Credits from top left to right: Jordan Whitt, Steffi Wacker, Old Chum, Brett Sayles
My Real Memoir
If adventure has a name, it’s Indiana La Mirada Jones Teemley. I know that sounds a tad over-the-top, but I had an insatiable hunger for stimulation; my mental motto at age 7 was, “The bigger the risk, the bigger the fun.” Hence, my favorite stories were adventures: The Three Musketeers, 20,000 Leagues Under the Sea, The Call of the Wild, and best of all, The Adventures of Tom Sawyer and Huckleberry Finn. In my mind I was Tom and Huck rolled into one!
Outside!
Our tract homes were boring popcorn-stuccoed boxes, suitable only for eating, sleeping and watching Zorro or Leave It to Beaver. So, Rory, Jeff and I virtually lived outside. And “outside” mostly meant The Field, which a big cheery sign labelled the soon-to-be home of “La Mirada Creek Park.” Work was due to start any day! But when we moved away a decade later, half a dozen matching signs had come and gone, each sun-bleached and riddled with BB and pellet gun holes. (The park was built shortly after we left, so obviously we were the problem.)
Every other year or so, The Field would catch fire, and the streets surrounding it would fill up with singed field mice, disoriented gopher snakes, and indignant geese. Grown-ups complained non-stop about the dangers of The Field. But their kids rejoiced. We liked it primitive and dangerous — danger was our middle name!
Critters!
On The Field’s highest hill was our treehouse. Rory and Jeff and I regularly upgraded it. But other kids, mistakenly thinking it was their treehouse, kept altering it. So we switched to hunting for exotic critters like coyotes, quail, and cotton-tail rabbits. Alas, they resisted capture, but we regularly brought home pollywogs and crawdads from nearby La Mirada Creek. We would set the pollywogs free once they turned into toads, and find hubcap-sized versions of them a year later. But the crawdads quickly became gourmet meals for our feline family members.
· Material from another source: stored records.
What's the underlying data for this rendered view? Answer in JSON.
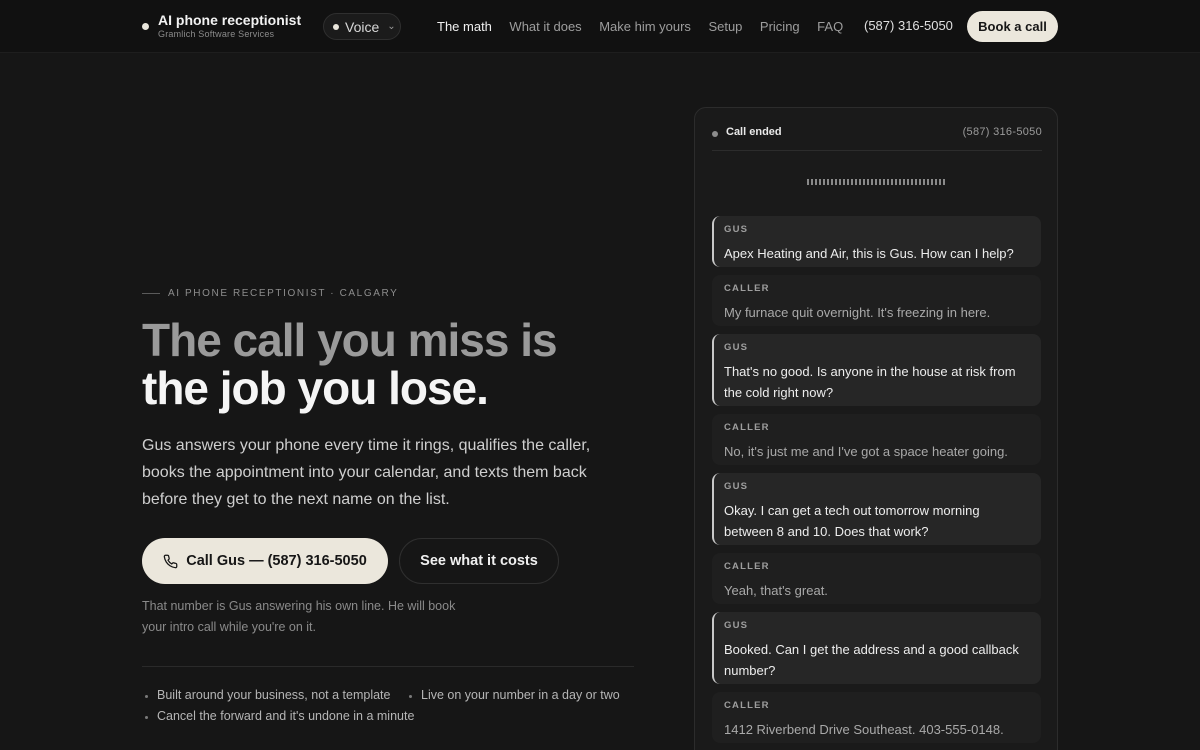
{
  "brand": {
    "title": "AI phone receptionist",
    "subtitle": "Gramlich Software Services"
  },
  "mode": {
    "label": "Voice",
    "chevron_icon": "chevron-down-icon"
  },
  "nav": {
    "links": [
      "The math",
      "What it does",
      "Make him yours",
      "Setup",
      "Pricing",
      "FAQ"
    ],
    "active": "The math",
    "phone": "(587) 316-5050",
    "book_label": "Book a call"
  },
  "hero": {
    "eyebrow": "AI PHONE RECEPTIONIST · CALGARY",
    "headline_line1": "The call you miss is",
    "headline_line2": "the job you lose.",
    "lede": "Gus answers your phone every time it rings, qualifies the caller, books the appointment into your calendar, and texts them back before they get to the next name on the list.",
    "cta_call_label": "Call Gus — (587) 316-5050",
    "cta_call_icon": "phone-icon",
    "cta_cost_label": "See what it costs",
    "note": "That number is Gus answering his own line. He will book your intro call while you're on it.",
    "bullets": [
      "Built around your business, not a template",
      "Live on your number in a day or two",
      "Cancel the forward and it's undone in a minute"
    ]
  },
  "call_card": {
    "status": "Call ended",
    "number": "(587) 316-5050",
    "messages": [
      {
        "speaker": "GUS",
        "text": "Apex Heating and Air, this is Gus. How can I help?"
      },
      {
        "speaker": "CALLER",
        "text": "My furnace quit overnight. It's freezing in here."
      },
      {
        "speaker": "GUS",
        "text": "That's no good. Is anyone in the house at risk from the cold right now?"
      },
      {
        "speaker": "CALLER",
        "text": "No, it's just me and I've got a space heater going."
      },
      {
        "speaker": "GUS",
        "text": "Okay. I can get a tech out tomorrow morning between 8 and 10. Does that work?"
      },
      {
        "speaker": "CALLER",
        "text": "Yeah, that's great."
      },
      {
        "speaker": "GUS",
        "text": "Booked. Can I get the address and a good callback number?"
      },
      {
        "speaker": "CALLER",
        "text": "1412 Riverbend Drive Southeast. 403-555-0148."
      }
    ]
  },
  "colors": {
    "background": "#161616",
    "accent_button": "#ebe7dc",
    "card": "#1a1a1a"
  }
}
I especially loved capturing trapdoor spiders! This was accomplished in five steps:
- Look for a telltale half-circle “door” hinged with spider’s silk
- “Knock” lightly to see if it was occupied; if it was, its occupant would throw the door open, and then finding no lunch, slip disgruntledly back inside
- Occupancy confirmed, dig down around its hairy hobbit hole with a spade
- Lift the captured section out, and put it in a jar
- Share it at school! During recesses, the class would capture bugs, then put them on the spider’s door and wait for it to attack! My teachers, um, loved it.
The Shingle Wars!
But the biggest buzz of all was “The Shingle Wars.” Kids from all over the neighborhood would climb up onto the rooftops of The Field’s two remaining, precariously-leaning shacks (left over from when seasonal flower-pickers lived there). We’d rip up chunks of asphalt-shingle roofing and “sail” them at the kids on the other rooftop! For weeks, we came home covered with cuts and bruises, beaming like gleeful little Vikings! But then a quickly-formed parents’ committee made the city tear down the shacks. No more shouting, “Today the shack, tomorrow Valhalla!”
Ah well, on to bigger and better ways to terrify our parents!